Things change. On the eve of Covid, Airbnb generated around
$5 billion of annual revenue and was barely breaking even. Out
of necessity due to the devastating impact of lockdowns on the
business in 2020 and 2021, effectively all but outlawing the
business temporarily, Airbnb dramatically cut costs to keep the
lights on, including halting all marketing expenses. Many of these
cuts were kept as the business rebounded strongly on reopening,
unleashing a meaner and leaner company. Today, Airbnb generates
around $9 billion of annual revenue and around $4 billion of free
cash flow, a phenomenal 40%-plus free cash flow margin. This is
what capital-light innovation looks like at scale, and it is a thing
of beauty.
Uber has long been a disruptive force in the transportation industry,
revolutionising the way we think about getting from point A to point
B. Its technology-driven, on-demand model has made it a household
name in over 900 metropolitan areas worldwide. We have all
experienced the convenience of Uber’s value proposition yet Uber
did not make a profit for a long time. Then Covid struck and the
world stopped moving. Fast forward and we are confronted by a
very different picture. The company has reported profits capturing
the attention of investors who see long-term value in its transformative
business model and ceaseless focus on innovation.
At its core, Uber’s business model is an amalgamation of brilliant
simplicity and intricate logistics. The company is a classic example
of a platform business that connects riders and drivers through an
accessible, user-friendly mobile app. The genius lies in its scalability:
without owning a single vehicle, Uber expands by acquiring more
users and drivers, who are essentially the assets that make the
model so lucrative. This asset-light strategy has enabled it to rapidly
enter new markets and diversify its services, which now range from
food delivery (Uber Eats) to freight logistics (Uber Freight).

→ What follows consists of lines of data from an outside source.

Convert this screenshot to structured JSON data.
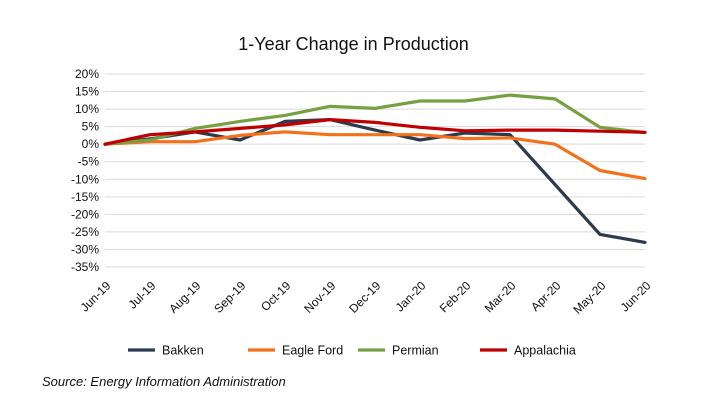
{
  "chart_data": {
    "type": "line",
    "title": "1-Year Change in Production",
    "xlabel": "",
    "ylabel": "",
    "categories": [
      "Jun-19",
      "Jul-19",
      "Aug-19",
      "Sep-19",
      "Oct-19",
      "Nov-19",
      "Dec-19",
      "Jan-20",
      "Feb-20",
      "Mar-20",
      "Apr-20",
      "May-20",
      "Jun-20"
    ],
    "y_ticks": [
      "20%",
      "15%",
      "10%",
      "5%",
      "0%",
      "-5%",
      "-10%",
      "-15%",
      "-20%",
      "-25%",
      "-30%",
      "-35%"
    ],
    "ylim": [
      -35,
      20
    ],
    "grid": true,
    "legend_position": "bottom",
    "series": [
      {
        "name": "Bakken",
        "color": "#2b3a4e",
        "values": [
          0,
          1.5,
          3.5,
          1.2,
          6.5,
          7,
          4,
          1.2,
          3.2,
          2.7,
          -11.5,
          -25.7,
          -28
        ]
      },
      {
        "name": "Eagle Ford",
        "color": "#f4711c",
        "values": [
          0,
          0.7,
          0.7,
          2.5,
          3.5,
          2.7,
          2.7,
          2.7,
          1.6,
          1.8,
          0,
          -7.5,
          -9.8
        ]
      },
      {
        "name": "Permian",
        "color": "#77a043",
        "values": [
          0,
          1.2,
          4.5,
          6.5,
          8.2,
          10.8,
          10.2,
          12.3,
          12.3,
          14,
          12.9,
          4.8,
          3.3
        ]
      },
      {
        "name": "Appalachia",
        "color": "#c00000",
        "values": [
          0,
          2.7,
          3.5,
          4.5,
          5.5,
          7,
          6.2,
          4.8,
          3.8,
          4,
          4,
          3.7,
          3.4
        ]
      }
    ]
  },
  "source": "Source: Energy Information Administration"
}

Uber’s recent profitability is particularly remarkable given its
historical cash burn. A combination of driving efficiencies across
its organisation, scaling back on less profitable endeavours, and
increasing revenue from high-margin services have contributed to
this positive financial turnaround. The shift to profitability is not
merely a short-term achievement; it’s a fundamental change in
business dynamics that enhances the company’s viability and we
believe makes it an increasingly appealing investment option.
Past performance does not predict future returns.